I love Fall and I love Thanksgiving…don’t you? Not just because it’s so beautiful outside, with the changing colors of the leaves, the berries on the trees and the crisp, cool breeze in the air, but it’s time to start baking and cooking all the warm, yummy food that we all love to eat when the season changes.
With Thanksgiving a few days away, I started looking for some new tasty recipes. I came across this recipe from William Sonoma. Since Quinoa, cranberries and toasted pecans are a staple in our home, this is the perfect new holiday recipe to add to our menu. It is so delicious and very festive. Maybe it will be just what you are looking for to add to your Thanksgiving day dinner.
1/4 cup coarsely chopped pecans
1 tablespoon oil – I use avocado or extra-virgin olive oil
1 cup quinoa, rinsed thoroughly in a sieve and drained well
1 garlic clove, minced (optional)
2 cups water
1/4 cup dried cranberries, coarsely chopped
Place pecans in skillet on medium heat, stirring occasionally so they won’t burn. Heat for about 5 to 10 minutes, watching carefully so they don’t get to dark. Once the pan heats up they will cook quickly. Once they start to darken remove form heat and place in bowl to cool. Once cool, place pecans on cutting board and chop. Set aside.

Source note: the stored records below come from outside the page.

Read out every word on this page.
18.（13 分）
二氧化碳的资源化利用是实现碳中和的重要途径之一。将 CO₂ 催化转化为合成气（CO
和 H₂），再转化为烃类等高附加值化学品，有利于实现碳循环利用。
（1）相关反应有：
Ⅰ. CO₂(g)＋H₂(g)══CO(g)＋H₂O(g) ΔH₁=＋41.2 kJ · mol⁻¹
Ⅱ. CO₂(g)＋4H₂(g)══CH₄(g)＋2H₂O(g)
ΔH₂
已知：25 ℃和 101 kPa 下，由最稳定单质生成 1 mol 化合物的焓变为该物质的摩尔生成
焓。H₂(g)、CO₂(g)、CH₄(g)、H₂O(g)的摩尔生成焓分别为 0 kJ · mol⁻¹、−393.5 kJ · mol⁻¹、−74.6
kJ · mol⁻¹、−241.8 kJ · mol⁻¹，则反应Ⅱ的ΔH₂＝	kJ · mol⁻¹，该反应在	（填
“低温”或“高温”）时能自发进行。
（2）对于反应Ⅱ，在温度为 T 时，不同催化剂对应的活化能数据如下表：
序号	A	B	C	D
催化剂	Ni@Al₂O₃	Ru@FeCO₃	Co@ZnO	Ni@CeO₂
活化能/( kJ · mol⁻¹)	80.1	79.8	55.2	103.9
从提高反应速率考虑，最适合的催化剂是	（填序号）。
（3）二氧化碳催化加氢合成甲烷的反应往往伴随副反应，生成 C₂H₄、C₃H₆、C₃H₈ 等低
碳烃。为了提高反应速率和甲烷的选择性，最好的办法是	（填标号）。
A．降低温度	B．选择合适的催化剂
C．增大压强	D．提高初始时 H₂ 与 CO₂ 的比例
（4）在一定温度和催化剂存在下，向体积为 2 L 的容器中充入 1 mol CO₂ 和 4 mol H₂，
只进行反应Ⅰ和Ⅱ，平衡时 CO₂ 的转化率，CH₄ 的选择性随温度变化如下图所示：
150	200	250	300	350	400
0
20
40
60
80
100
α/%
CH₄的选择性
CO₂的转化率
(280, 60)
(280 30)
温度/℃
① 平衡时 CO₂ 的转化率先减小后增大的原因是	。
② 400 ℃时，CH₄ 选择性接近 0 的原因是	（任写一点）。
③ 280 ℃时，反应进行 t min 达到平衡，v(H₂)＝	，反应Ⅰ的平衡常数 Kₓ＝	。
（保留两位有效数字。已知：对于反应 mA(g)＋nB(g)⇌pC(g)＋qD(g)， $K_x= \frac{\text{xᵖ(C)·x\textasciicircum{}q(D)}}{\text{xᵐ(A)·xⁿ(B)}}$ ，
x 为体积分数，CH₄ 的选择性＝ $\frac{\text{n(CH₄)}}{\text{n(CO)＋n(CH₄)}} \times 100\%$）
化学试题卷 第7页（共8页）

If using garlic – in a large, deep fry pan over medium-high heat, warm the olive oil until a quinoa seed dropped into it sizzles upon contact. Add the quinoa and cook, stirring, until the seeds are separate and golden, about 5 minutes. Add the garlic and cook for 1 minute until fragrant. Add the water. Bring to a boil, reduce the heat to medium, cover and cook until the liquid is absorbed, 15 to 18 minutes. Uncover and continue to cook until any excess moisture is cooked off, about 1 minute.
Without garlic – place water in 2 to 4 quart size pan, add a teaspoon of oil and bring to a boil. Add quinoa, cover and bring to a simmer and cover. Cook on low heat for about 10 to 15 minutes. Remove from heat and let sit for about 5 minutes, leaving the lid on.
Spoon the quinoa into a warmed serving dish. Top with the toasted pecans and cranberries, and serve. Serves 4.